To begin with, Malawi, as the fastest urbanising country in Africa with its cities struggling to contain growing informal settlements and overcrowded slums that do not have access to social services including law enforcement services, needs policies that effectively address and control urbanisation and illegal migrations.

“Illegal immigrants, runaways, drug dealers, and sex workers tend to congregate in urban areas,” says a report on Crime and Development in Africa by the United Nations Office on Drugs and Crime.

The report points out that most people in urban areas rent, rather than own, their homes and are required to find cash regardless of their employment status, a situation which necessitates “alternative livelihood strategies ……inside or outside the law”.

It notes that to make ends meet, shrewd individuals engage in “business-like” activities such as sale of drugs, prostitution, gambling, loan sharking, sale of stolen property and official corruption, rackets that an un-proactive police would not be able to detect.

Organised crime too, has also found a foothold in the country. It involves enlisting and recruiting both former and on-job-police officers into the rank and file of crime syndicates and criminal markets to pay a blind eye to criminals and criminal activity.

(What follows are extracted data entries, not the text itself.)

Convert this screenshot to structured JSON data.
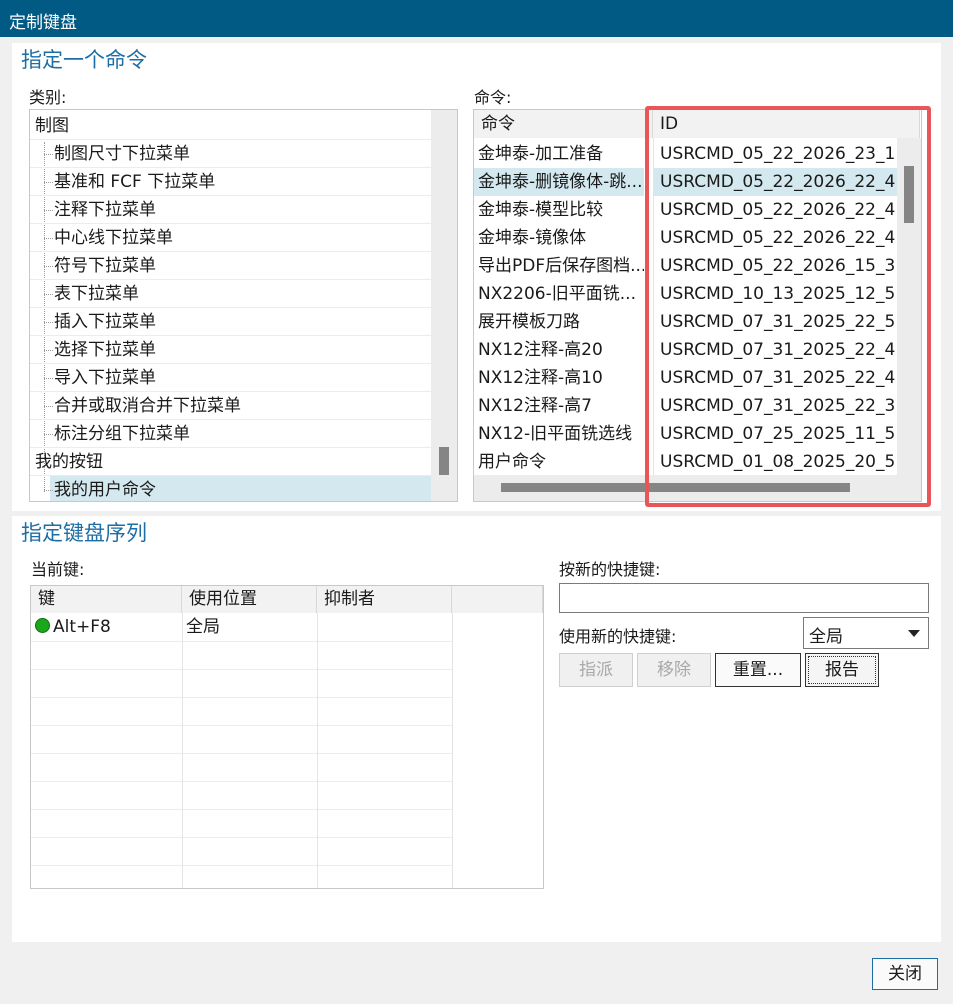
{
  "window": {
    "title": "定制键盘"
  },
  "assign_command": {
    "title": "指定一个命令",
    "category_label": "类别:",
    "command_label": "命令:",
    "categories": [
      {
        "label": "制图",
        "level": 0,
        "selected": false
      },
      {
        "label": "制图尺寸下拉菜单",
        "level": 1,
        "selected": false
      },
      {
        "label": "基准和 FCF 下拉菜单",
        "level": 1,
        "selected": false
      },
      {
        "label": "注释下拉菜单",
        "level": 1,
        "selected": false
      },
      {
        "label": "中心线下拉菜单",
        "level": 1,
        "selected": false
      },
      {
        "label": "符号下拉菜单",
        "level": 1,
        "selected": false
      },
      {
        "label": "表下拉菜单",
        "level": 1,
        "selected": false
      },
      {
        "label": "插入下拉菜单",
        "level": 1,
        "selected": false
      },
      {
        "label": "选择下拉菜单",
        "level": 1,
        "selected": false
      },
      {
        "label": "导入下拉菜单",
        "level": 1,
        "selected": false
      },
      {
        "label": "合并或取消合并下拉菜单",
        "level": 1,
        "selected": false
      },
      {
        "label": "标注分组下拉菜单",
        "level": 1,
        "selected": false
      },
      {
        "label": "我的按钮",
        "level": 0,
        "selected": false
      },
      {
        "label": "我的用户命令",
        "level": 1,
        "selected": true
      }
    ],
    "command_columns": [
      "命令",
      "ID"
    ],
    "commands": [
      {
        "name": "金坤泰-加工准备",
        "id": "USRCMD_05_22_2026_23_1",
        "selected": false
      },
      {
        "name": "金坤泰-删镜像体-跳...",
        "id": "USRCMD_05_22_2026_22_4",
        "selected": true
      },
      {
        "name": "金坤泰-模型比较",
        "id": "USRCMD_05_22_2026_22_4",
        "selected": false
      },
      {
        "name": "金坤泰-镜像体",
        "id": "USRCMD_05_22_2026_22_4",
        "selected": false
      },
      {
        "name": "导出PDF后保存图档...",
        "id": "USRCMD_05_22_2026_15_3",
        "selected": false
      },
      {
        "name": "NX2206-旧平面铣...",
        "id": "USRCMD_10_13_2025_12_5",
        "selected": false
      },
      {
        "name": "展开模板刀路",
        "id": "USRCMD_07_31_2025_22_5",
        "selected": false
      },
      {
        "name": "NX12注释-高20",
        "id": "USRCMD_07_31_2025_22_4",
        "selected": false
      },
      {
        "name": "NX12注释-高10",
        "id": "USRCMD_07_31_2025_22_4",
        "selected": false
      },
      {
        "name": "NX12注释-高7",
        "id": "USRCMD_07_31_2025_22_3",
        "selected": false
      },
      {
        "name": "NX12-旧平面铣选线",
        "id": "USRCMD_07_25_2025_11_5",
        "selected": false
      },
      {
        "name": "用户命令",
        "id": "USRCMD_01_08_2025_20_5",
        "selected": false
      }
    ]
  },
  "key_sequence": {
    "title": "指定键盘序列",
    "current_keys_label": "当前键:",
    "columns": [
      "键",
      "使用位置",
      "抑制者"
    ],
    "rows": [
      {
        "key": "Alt+F8",
        "location": "全局",
        "suppressed_by": "",
        "status_color": "#1aa81a"
      }
    ],
    "new_shortcut_label": "按新的快捷键:",
    "new_shortcut_value": "",
    "use_new_shortcut_label": "使用新的快捷键:",
    "scope_selected": "全局",
    "buttons": {
      "assign": "指派",
      "remove": "移除",
      "reset": "重置...",
      "report": "报告"
    }
  },
  "footer": {
    "close": "关闭"
  }
}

Fueling the sad development is government’s reluctance to improve the justice system. Currently, government and the justice delivery authorities are locked in a battle of resources.

In the 2015-2016 National Budget, government is shying away from providing the justice system adequate funds to ensure police effectiveness through improved police to public ratios, reduced caseloads per police officer and ability to prosecute criminals.

As the case is, government may seem to be prepared to forego the cost of increasing the number of judges to speed up criminal cases, a situation that will see the country continue experiencing judicial inefficiency including court delays.

And if the situation is left at that, prisons will be infested with more inmates ‘awaiting trial’. Remandees, as inmates who have not been found guilty of wrong doing, do not participate in rehabilitation programmes but are, by virtue of their presence in prisons, entitled bleed dry state resources.

It, therefore, is imperative that political leaders, technocrats and development partners integrate and be influenced by crime prevention in all their development plans and projects in order to reduce poverty and address the socio-economic and administrative issues that plunge citizens into criminal activity.